RMI and System.gc() Unplugged

 In Censum, Garbage Collection, Java

I’ve just finished tuning a client’s application where one of the items on the table was to find the source of calls to System.gc(). Using Censum made easy work of understanding the source of the calls. The team I was working with, not only missed that these calls to System.gc() were creating havoc with their end users experience, they didn’t even realize that something, somewhere was messing things up!

It’s not to say that developers are completely oblivious to the issue. Developers have gotten better about not placing calls to System.gc() in their code, but they often still don’t see the call being made in their GC logs. One of the confusing causes of unwanted calls to System.gc() comes from Java (typically Java EE) applications that have remote objects, and therefore use RMI. In the early days, these calls came into applications at the rate of 1 / minute and, as you can imagine, it caused a lot of consternation for those analyzing the performance of Java EE applications making use of Session or Entity beans! After much discussion, the call rate was reduced to the current rate of 1 / hour. Better, but it can still be disruptive as much as it can be useful. Let’s expose a little bit of how the JVM works by digging into how RMI plays with the Garbage Collectors.

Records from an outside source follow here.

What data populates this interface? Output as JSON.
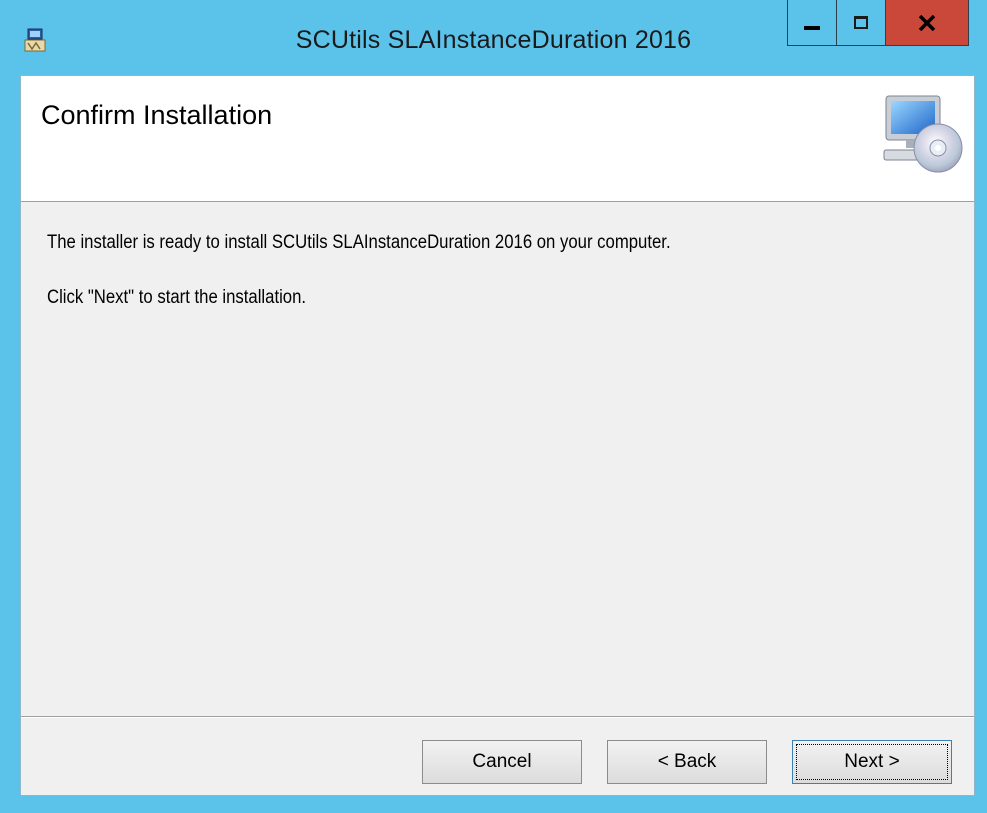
{
  "window": {
    "title": "SCUtils SLAInstanceDuration 2016",
    "app_icon": "installer-icon",
    "controls": {
      "minimize": "minimize-icon",
      "maximize": "maximize-icon",
      "close_label": "x"
    }
  },
  "banner": {
    "title": "Confirm Installation",
    "icon": "computer-cd-icon"
  },
  "content": {
    "line1": "The installer is ready to install SCUtils SLAInstanceDuration 2016 on your computer.",
    "line2": "Click \"Next\" to start the installation."
  },
  "buttons": {
    "cancel": "Cancel",
    "back": "< Back",
    "next": "Next >"
  },
  "colors": {
    "titlebar": "#5bc2ea",
    "close": "#c9483a",
    "client_bg": "#f0f0f0"
  }
}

The Remote Procedure Call (RPC) protocol (originally written in C) allowed one process to call an exposed function in another process. The function in the other process was expected to manage all of its resources on it own. For example, if it allocated memory, it was responsible for freeing it. The only piece of management that relied on the client doing the right thing was to shutdown the connection. Even then, a broken socket would cause the RPC library to close down the connection on its own.

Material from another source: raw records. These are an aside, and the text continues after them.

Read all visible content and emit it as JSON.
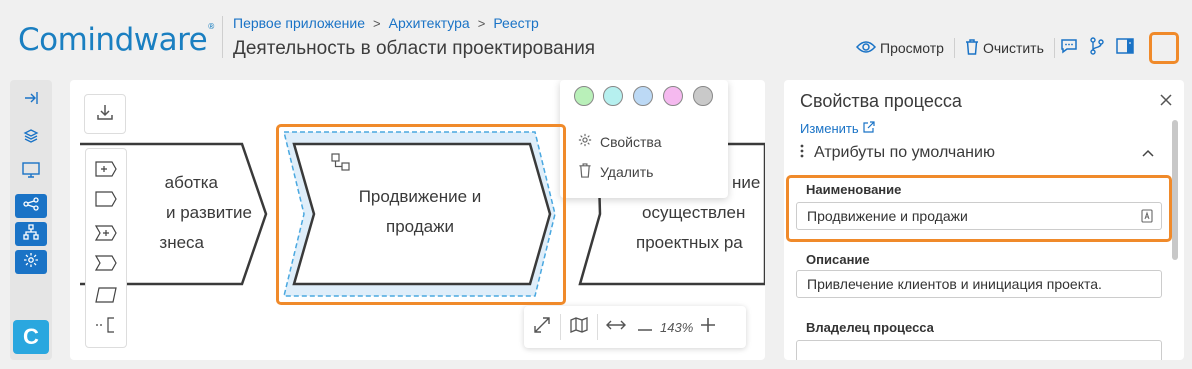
{
  "header": {
    "logo_part1": "Com",
    "logo_part2": "indware",
    "logo_reg": "®",
    "breadcrumb": [
      "Первое приложение",
      "Архитектура",
      "Реестр"
    ],
    "breadcrumb_sep": ">",
    "page_title": "Деятельность в области проектирования",
    "tools": {
      "preview_label": "Просмотр",
      "clear_label": "Очистить"
    }
  },
  "leftbar": {
    "items": [
      "collapse-icon",
      "layers-icon",
      "monitor-icon",
      "process-map-icon",
      "hierarchy-icon",
      "gear-icon"
    ],
    "logo_letter": "C"
  },
  "canvas": {
    "shapes": [
      {
        "line1": "аботка",
        "line2": "и развитие",
        "line3": "знеса"
      },
      {
        "line1": "Продвижение и",
        "line2": "продажи"
      },
      {
        "line1": "ние",
        "line2": "осуществлен",
        "line3": "проектных ра"
      }
    ],
    "context_menu": {
      "colors": [
        "#b9f0b9",
        "#b6f0ef",
        "#bcd9f5",
        "#f5b9ef",
        "#c9c9c9"
      ],
      "properties_label": "Свойства",
      "delete_label": "Удалить"
    },
    "zoom": {
      "value": "143%"
    }
  },
  "panel": {
    "title": "Свойства процесса",
    "edit_link": "Изменить",
    "section_title": "Атрибуты по умолчанию",
    "fields": {
      "name_label": "Наименование",
      "name_value": "Продвижение и продажи",
      "description_label": "Описание",
      "description_value": "Привлечение клиентов и инициация проекта.",
      "owner_label": "Владелец процесса"
    }
  },
  "colors": {
    "accent": "#1a73c6",
    "highlight": "#f08a2a",
    "selection": "#4aa8e0"
  }
}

Move forward and we can see that the RPC style of remoting is re-implemented in Java with RMI and CORBA. Together, these protocols expose classes that you can instantiate and interact with, in a remote JVM. Without getting in too deeply into how all this works, one can quickly see that this leaves us with a problem. The problem of course being that in Java the garbage collector will only clean up objects that are unreachable. For a remote JVM to access a remote object we must have that remote JVM hold a pointer to it on our behalf. This implies that to clean up a remote object, the remote JVM has to signal when it’s finished with that remote object. Given the nature of the resources needed to make all this work, the implementors of RMI decided that they should force a call to a collection of tenured space on a regular basis. In practical terms this means, RMI makes regular calls to System.gc().

If you look deep inside RMI you’ll run across the class ObjectTable. That class is responsible for retaining the roots of all objects that support a remote JVM making a call against an object on a local JVM. All of the objects added to this table are wrapped in a WeakReference. Further more, ObjectTable manages it’s own ReferenceQueue using an internal Reaper (implements Runnable). In addition, the connection classes from java.io all rely on finalization to clean up resources such as file handles. As well as the ObjectTable holding onto the roots for the Distributed Garbage Collector (DGC – which cleans up for RMI), all newly disconnected objects must be identified by a regular garbage collection cycle, cleaned out of their respective ReferenceQueue, and then reclaimed with a subsequent collection.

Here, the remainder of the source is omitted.